Выбрать главу

‘Morgan,’ zei hij. ‘Ga zitten.’

Ik vond het heel aardig van hem dat ik van hem in mijn eigen stoel mocht zitten. Hij keek me een hele poos aan, terwijl hij op een uit zijn mondhoek stekende tandenstoker kauwde. Hij was een peervormige vent, niet erg aantrekkelijk, en op dit moment nog minder zelfs. Hij had zijn aanzienlijke achterwerk in de extra stoel gepropt en los van de tandenstoker lurkte hij aan een reusachtige fles Mountain Dew, waarvan hij al iets op zijn groezelige witte overhemd had gemorst. Zijn voorkomen, samen met de manier waarop hij me zwijgend aanstaarde alsof hij hoopte dat ik in tranen zou uitbarsten en iets zou opbiechten, was op z’n zachtst gezegd extreem irritant. Dus drong ik de verleiding terug om in een snotterend hoopje in te storten, pakte een labverslag uit mijn postbakje en begon te lezen.

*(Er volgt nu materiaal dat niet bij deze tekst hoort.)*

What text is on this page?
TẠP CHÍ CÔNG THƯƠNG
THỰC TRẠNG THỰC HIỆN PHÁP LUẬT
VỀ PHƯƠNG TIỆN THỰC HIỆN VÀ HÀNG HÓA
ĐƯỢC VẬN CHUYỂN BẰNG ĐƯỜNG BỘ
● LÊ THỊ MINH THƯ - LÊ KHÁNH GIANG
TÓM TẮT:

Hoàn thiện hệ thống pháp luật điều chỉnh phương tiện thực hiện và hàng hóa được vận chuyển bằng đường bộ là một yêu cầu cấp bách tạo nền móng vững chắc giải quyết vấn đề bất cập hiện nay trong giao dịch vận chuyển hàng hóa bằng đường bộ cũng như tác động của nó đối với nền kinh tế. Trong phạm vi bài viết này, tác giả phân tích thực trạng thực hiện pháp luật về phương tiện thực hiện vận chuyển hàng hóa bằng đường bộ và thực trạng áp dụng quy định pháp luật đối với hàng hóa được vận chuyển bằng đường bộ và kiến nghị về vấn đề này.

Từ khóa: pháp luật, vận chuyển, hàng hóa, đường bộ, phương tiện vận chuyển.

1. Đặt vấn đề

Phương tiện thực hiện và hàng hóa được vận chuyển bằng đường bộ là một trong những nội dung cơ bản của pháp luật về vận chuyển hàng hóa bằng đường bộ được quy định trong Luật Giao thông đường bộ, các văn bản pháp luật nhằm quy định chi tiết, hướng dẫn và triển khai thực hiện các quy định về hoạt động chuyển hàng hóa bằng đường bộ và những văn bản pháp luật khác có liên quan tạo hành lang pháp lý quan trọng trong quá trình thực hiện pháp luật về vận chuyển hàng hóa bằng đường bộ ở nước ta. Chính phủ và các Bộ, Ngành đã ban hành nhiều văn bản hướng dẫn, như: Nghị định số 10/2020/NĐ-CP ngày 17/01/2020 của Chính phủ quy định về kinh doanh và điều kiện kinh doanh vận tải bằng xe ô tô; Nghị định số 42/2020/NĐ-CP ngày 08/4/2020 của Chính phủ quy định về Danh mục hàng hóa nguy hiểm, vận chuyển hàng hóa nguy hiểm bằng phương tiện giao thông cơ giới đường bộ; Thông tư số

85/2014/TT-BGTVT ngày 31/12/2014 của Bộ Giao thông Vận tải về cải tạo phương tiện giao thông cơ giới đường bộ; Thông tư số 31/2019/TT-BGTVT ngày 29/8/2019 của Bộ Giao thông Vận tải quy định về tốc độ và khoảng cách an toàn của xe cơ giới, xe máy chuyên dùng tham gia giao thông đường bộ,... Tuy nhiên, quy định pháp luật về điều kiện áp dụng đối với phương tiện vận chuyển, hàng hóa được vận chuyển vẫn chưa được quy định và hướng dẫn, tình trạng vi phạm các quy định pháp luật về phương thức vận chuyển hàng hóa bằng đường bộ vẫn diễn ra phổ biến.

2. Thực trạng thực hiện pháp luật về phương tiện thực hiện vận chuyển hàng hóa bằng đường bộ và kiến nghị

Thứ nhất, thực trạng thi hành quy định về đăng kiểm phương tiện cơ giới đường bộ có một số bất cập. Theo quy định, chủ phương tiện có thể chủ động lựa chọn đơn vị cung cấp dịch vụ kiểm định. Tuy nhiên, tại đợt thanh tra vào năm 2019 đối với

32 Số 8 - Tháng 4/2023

Even later schraapte Coulter zijn keel. ‘Oké,’ zei hij en ik keek op en trok een beleefde wenkbrauw naar hem op. ‘We moeten het over je verklaring hebben.’

‘Welke?’ zei ik.

‘Toen je zus werd neergestoken,’ zei hij. ‘Een paar dingen kloppen niet.’

‘Oké,’ zei ik.

Coulter schraapte nogmaals zijn keel. ‘Dus, eh… Vertel me nog een keer wat je hebt gezien.’

‘Ik zat in de auto,’ zei ik.

‘Hoe ver weg?’

‘O, misschien vijftien meter,’ zei ik.

‘Uh-huh. Waarom was je niet met haar meegegaan?’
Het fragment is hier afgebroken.